A extrema-direita voltou a reaparecer em novembro de 2018, quando Trump afirmou que uma caravana de migrantes e refugiados com destino aos EUA ensaiava uma "invasão" na fronteira sul com o México. Nessa altura, manifestantes contra os imigrantes inundaram as fronteiras, conspirando ainda para enviar bombas a vários democratas.

A verdade é que a maioria dos ataques violentos nos Estados Unidos continuam a ser perpetrados pelos grupos da extrema-direita. Segundo concluiu um relatório do Centro de Estudos Estratégicos, os "terroristas de direita perpetraram a maioria - 57 por cento - de todos os ataques e conspirações" entre 1994 e 2020. Também descobriu que "em 14 dos 21 anos entre 1994 e 2019, em que ocorreram ataques terroristas fatais, a maioria das mortes resultou de ataques da extrema-direita".

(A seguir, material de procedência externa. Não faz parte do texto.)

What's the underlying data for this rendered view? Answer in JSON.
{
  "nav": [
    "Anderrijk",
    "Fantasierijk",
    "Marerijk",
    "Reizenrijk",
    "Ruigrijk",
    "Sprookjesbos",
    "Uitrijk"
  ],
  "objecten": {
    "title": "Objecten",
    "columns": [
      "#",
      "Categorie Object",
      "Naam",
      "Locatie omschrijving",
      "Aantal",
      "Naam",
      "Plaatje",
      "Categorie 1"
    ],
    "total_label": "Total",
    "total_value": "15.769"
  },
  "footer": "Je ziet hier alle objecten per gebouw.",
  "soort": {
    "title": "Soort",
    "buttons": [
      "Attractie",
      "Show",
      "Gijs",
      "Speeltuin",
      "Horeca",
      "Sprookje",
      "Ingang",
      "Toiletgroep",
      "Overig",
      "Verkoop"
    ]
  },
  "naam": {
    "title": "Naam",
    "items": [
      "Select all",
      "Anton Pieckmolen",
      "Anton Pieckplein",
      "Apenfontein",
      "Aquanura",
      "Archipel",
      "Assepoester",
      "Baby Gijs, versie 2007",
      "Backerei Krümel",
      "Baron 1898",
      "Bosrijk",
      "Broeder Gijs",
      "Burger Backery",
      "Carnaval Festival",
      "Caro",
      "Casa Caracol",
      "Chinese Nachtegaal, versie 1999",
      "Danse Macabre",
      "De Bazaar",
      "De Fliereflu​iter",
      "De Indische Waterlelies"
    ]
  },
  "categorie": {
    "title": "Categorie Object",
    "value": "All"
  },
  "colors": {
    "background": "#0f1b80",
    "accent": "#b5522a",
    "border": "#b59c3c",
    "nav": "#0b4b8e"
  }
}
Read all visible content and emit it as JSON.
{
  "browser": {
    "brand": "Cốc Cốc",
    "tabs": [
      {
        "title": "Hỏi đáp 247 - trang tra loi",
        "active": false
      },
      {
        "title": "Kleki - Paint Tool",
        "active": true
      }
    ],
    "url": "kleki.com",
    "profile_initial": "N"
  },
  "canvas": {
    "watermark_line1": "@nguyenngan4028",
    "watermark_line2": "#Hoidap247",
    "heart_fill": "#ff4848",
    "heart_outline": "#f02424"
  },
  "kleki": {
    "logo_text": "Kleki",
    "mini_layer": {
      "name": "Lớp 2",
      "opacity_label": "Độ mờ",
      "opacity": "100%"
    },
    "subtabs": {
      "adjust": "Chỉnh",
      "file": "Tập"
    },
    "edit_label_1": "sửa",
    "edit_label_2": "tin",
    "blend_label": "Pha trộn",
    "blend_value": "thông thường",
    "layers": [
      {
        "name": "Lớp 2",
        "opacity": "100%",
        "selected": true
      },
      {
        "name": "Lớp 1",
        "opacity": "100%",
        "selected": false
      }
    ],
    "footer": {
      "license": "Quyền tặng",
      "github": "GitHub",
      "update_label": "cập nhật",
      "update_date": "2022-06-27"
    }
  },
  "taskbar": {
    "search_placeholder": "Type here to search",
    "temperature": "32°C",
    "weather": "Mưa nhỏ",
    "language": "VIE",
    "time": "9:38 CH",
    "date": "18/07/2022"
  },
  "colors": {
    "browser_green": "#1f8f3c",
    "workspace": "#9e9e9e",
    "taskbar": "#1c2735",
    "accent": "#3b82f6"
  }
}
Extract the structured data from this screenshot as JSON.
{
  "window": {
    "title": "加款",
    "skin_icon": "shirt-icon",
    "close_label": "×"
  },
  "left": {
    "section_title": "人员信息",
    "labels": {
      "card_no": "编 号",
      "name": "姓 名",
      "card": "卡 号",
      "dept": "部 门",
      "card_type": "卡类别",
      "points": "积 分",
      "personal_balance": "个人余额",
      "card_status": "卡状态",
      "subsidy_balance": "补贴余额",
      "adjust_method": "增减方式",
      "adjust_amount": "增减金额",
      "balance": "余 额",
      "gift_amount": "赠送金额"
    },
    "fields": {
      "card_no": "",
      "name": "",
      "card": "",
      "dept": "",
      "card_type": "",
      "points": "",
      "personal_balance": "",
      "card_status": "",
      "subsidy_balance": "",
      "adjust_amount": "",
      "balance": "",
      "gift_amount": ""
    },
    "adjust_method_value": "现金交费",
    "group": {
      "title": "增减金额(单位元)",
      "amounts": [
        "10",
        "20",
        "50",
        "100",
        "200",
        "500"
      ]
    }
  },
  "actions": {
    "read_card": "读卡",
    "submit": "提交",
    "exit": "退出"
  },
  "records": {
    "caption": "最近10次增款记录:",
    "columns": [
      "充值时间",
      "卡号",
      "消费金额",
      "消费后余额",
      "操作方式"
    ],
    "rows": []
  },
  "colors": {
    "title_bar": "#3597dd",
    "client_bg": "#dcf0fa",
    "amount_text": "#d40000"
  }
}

Já os antifa não são uma organização. Antifa é uma ideologia e um movimento descentralizado que inclui pessoas de toda a esquerda - anarquistas, comunistas e socialistas, entre outros - que lutam contra a ascensão da extrema-direita.

Os antifascistas são ativistas que lutam através da educação pública, protestos contra a extrema-direita, por exemplo, mas é a disposição do movimento de usar o confronto direto e danificar propriedades que atrai grande parte da atenção pública - daí o medo das pessoas em relação aos antifascistas.

"O que é esquecido é tudo o que as pessoas não veem", disse Mark Bray, historiador e autor de Antifa: The Anti-Fascist Handbook.

"O que eles veem e o que enche as manchetes e se torna um espetáculo nos media é o confronto, mas isso é apenas uma pequena porcentagem do que os antifascistas fazem".

Bray explicou ainda que a pesquisa, a construção de coligações e outras táticas não violentas desempenham um papel importante nos esforços do movimento antifascista para impedir a extrema-direita de construir um "movimento político coerente".

Mas , com a ameaça de uma escalada, políticos de direita e muitos liberais culparam a antifa pela destruição de propriedades, assaltos e confrontos com a polícia durante os protestos Black Lives Matter, por exemplo, o que contribuiu para a imagem negativa que os norte-americanos tem do Antifa.